Agora, pois, se parece bem ao rei, busque-se na casa dos tesouros do rei, (...), se é verdade que se deu uma ordem pelo rei Ciro para reedificar esta casa de Deus em Jerusalém; e sobre isto nos faça saber a vontade do rei. Então o rei Dario deu ordem, e buscaram nos arquivos, onde se guardavam os tesouros em babilônia. E em Acmeta, no palácio, que está na província de Média, se achou um rolo, e nele estava escrito um memorial que dizia assim: (...). Esdras 5:17 e 6:1-2 

Então separei doze dos chefes dos sacerdotes: Serebias, Hasabias, e com eles dez dos seus irmãos.
E pesei-lhes a prata, o ouro e os vasos; que eram a oferta para a casa de nosso Deus,(...). E pesei em suas mãos seiscentos e cinqüenta talentos de prata, e em vasos de prata cem talentos,(...). E disse-lhes: Vós sois santos ao SENHOR, e são santos estes utensílios, como também esta prata e este ouro, oferta voluntária, oferecida ao SENHOR Deus de vossos pais. Vigiai, pois, e guardai-os até que os peseis na presença dos chefes dos sacerdotes e dos levitas, e dos chefes dos pais de Israel, em Jerusalém, nas câmaras da casa do SENHOR. Então os sacerdotes e os levitas receberam o peso da prata, do ouro e dos utensílios, para os trazerem a Jerusalém, à casa de nosso Deus. E partimos do rio Aava, no dia doze do primeiro mês, para irmos a Jerusalém; (...). E chegamos a Jerusalém, e repousamos ali três dias. E no quarto dia se pesou a prata, o ouro e os utensílios, na casa do nosso Deus, por mão de Meremote, filho do sacerdote Urias; e com ele Eleazar, filho de Finéias, e com eles Jozabade, filho de Jesuá, e Noadias, filho de Binui, levitas. Tudo foi contado e pesado; e todo o peso foi registrado na mesma ocasião.
 Esdras 8:24-34

Os exemplos acima nos ajudam a compreender o porquê do registro de tarefas caracterizadas como administrativas. A chave está, em parte, na afirmação de Paulo destacando que a motivação última de tudo o que fazemos deve ser a glória do Pai (1 Co 10:31). O Senhor nos mostra através do Verbo que há um jeito certo de se viver, um modo divino de agir em cada situação, de modo que sua glória seja manifesta. Ao registrar repetidamente em sua palavra pequenos atos administrativos, o Justo demonstra não apenas que Ele é glorificado nestes gestos, mas também que estas ações têm uma maneira correta de serem realizadas, e que a não atenção a isso é descaso com o Deus da glória, que registra desde o gênesis sua atenção com a ordem e justeza das coisas, atributos seus.

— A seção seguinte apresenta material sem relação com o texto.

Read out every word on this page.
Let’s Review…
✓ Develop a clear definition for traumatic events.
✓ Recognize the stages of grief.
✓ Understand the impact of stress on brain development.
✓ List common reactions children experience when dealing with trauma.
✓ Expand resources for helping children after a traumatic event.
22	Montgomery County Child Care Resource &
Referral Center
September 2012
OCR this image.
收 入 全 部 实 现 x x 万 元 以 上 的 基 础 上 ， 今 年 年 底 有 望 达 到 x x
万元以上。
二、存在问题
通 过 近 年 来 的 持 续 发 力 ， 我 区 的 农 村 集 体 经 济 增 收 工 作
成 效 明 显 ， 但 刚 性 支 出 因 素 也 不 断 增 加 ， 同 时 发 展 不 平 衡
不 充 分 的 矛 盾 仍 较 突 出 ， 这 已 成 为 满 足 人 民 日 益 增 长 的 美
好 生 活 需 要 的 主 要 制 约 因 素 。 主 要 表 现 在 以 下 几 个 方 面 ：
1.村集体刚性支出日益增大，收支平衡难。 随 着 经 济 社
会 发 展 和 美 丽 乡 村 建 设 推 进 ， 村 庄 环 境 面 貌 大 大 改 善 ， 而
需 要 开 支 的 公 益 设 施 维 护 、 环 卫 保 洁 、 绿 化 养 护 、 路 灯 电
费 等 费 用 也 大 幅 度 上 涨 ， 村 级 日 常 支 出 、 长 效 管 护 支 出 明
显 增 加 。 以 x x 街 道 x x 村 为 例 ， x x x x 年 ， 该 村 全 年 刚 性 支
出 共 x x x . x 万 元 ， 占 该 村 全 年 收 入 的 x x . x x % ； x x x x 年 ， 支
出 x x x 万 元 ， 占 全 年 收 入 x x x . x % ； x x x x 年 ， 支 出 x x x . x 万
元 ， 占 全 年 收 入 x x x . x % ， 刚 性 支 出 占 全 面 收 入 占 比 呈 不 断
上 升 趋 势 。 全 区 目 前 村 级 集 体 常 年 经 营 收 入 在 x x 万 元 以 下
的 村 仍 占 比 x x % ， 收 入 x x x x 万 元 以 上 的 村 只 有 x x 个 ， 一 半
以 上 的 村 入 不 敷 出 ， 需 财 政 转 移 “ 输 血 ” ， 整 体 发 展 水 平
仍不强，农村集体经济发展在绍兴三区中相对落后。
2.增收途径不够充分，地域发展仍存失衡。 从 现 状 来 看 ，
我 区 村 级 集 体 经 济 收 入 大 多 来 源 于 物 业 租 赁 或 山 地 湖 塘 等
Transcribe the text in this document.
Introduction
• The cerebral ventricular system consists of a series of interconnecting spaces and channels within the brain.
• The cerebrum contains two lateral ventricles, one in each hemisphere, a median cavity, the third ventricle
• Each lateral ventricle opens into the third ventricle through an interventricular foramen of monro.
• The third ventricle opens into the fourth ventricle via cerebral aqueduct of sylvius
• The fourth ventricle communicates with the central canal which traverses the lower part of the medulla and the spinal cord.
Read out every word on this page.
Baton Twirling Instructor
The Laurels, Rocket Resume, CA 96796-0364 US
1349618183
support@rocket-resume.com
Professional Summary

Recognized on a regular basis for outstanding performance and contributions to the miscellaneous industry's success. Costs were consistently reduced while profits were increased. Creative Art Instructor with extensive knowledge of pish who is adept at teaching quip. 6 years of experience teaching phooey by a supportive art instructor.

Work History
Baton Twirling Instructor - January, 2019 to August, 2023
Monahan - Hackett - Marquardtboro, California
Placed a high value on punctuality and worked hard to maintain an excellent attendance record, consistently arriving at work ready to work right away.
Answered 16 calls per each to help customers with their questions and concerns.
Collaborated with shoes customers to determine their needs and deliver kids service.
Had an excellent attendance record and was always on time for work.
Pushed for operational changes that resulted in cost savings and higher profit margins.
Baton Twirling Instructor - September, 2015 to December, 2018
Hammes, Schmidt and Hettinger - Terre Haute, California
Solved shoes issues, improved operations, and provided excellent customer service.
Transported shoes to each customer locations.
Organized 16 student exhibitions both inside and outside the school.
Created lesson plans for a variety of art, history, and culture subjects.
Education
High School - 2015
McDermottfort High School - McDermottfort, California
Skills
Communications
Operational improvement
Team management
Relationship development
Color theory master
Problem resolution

A palavra de Deus de um modo geral, e o livro de Esdras em particular, apresentam, como visto acima, diversos fatos e práticas que demonstram a genuína preocupação dos servos de outrora com o correto, preciso e completo registro histórico da comunidade, dos seus membros e das suas decisões e atos; com a transparência das informações e das ações, com a checagem, verificação e atestação em tudo o que se faz, e com a disposição sábia, humilde e amorosa (à semelhança de Cristo) de incluir os membros da comunidade nas decisões, consultando-os, sem tomar para si a prerrogativa do poder, exercendo-o como o mundo o exerce; lição devidamente aprendida pelos Apóstolos (At 15:6-22), mas comumente esquecida pelos cristãos ao longo da história, pelos que insistem em enxergar a vida e o exercício do poder (inclusive o eclesiástico) pelo prisma do mundo. A maneira como se administra a igreja deve refletir o reino, e as Escrituras são claras ao demonstrar que na comunidade dos santos - seja o Israel pós-exílio babilônico de Esdras, seja na igreja primitiva, ou nas comunidades cristãs atuais -, organização, registro, clareza, transparência, precisão, imparcialidade, revisão, humildade, e inclusão, ou empoderamento, são práticas e comportamentos imprescindíveis a um agir coerente com a fé que professamos.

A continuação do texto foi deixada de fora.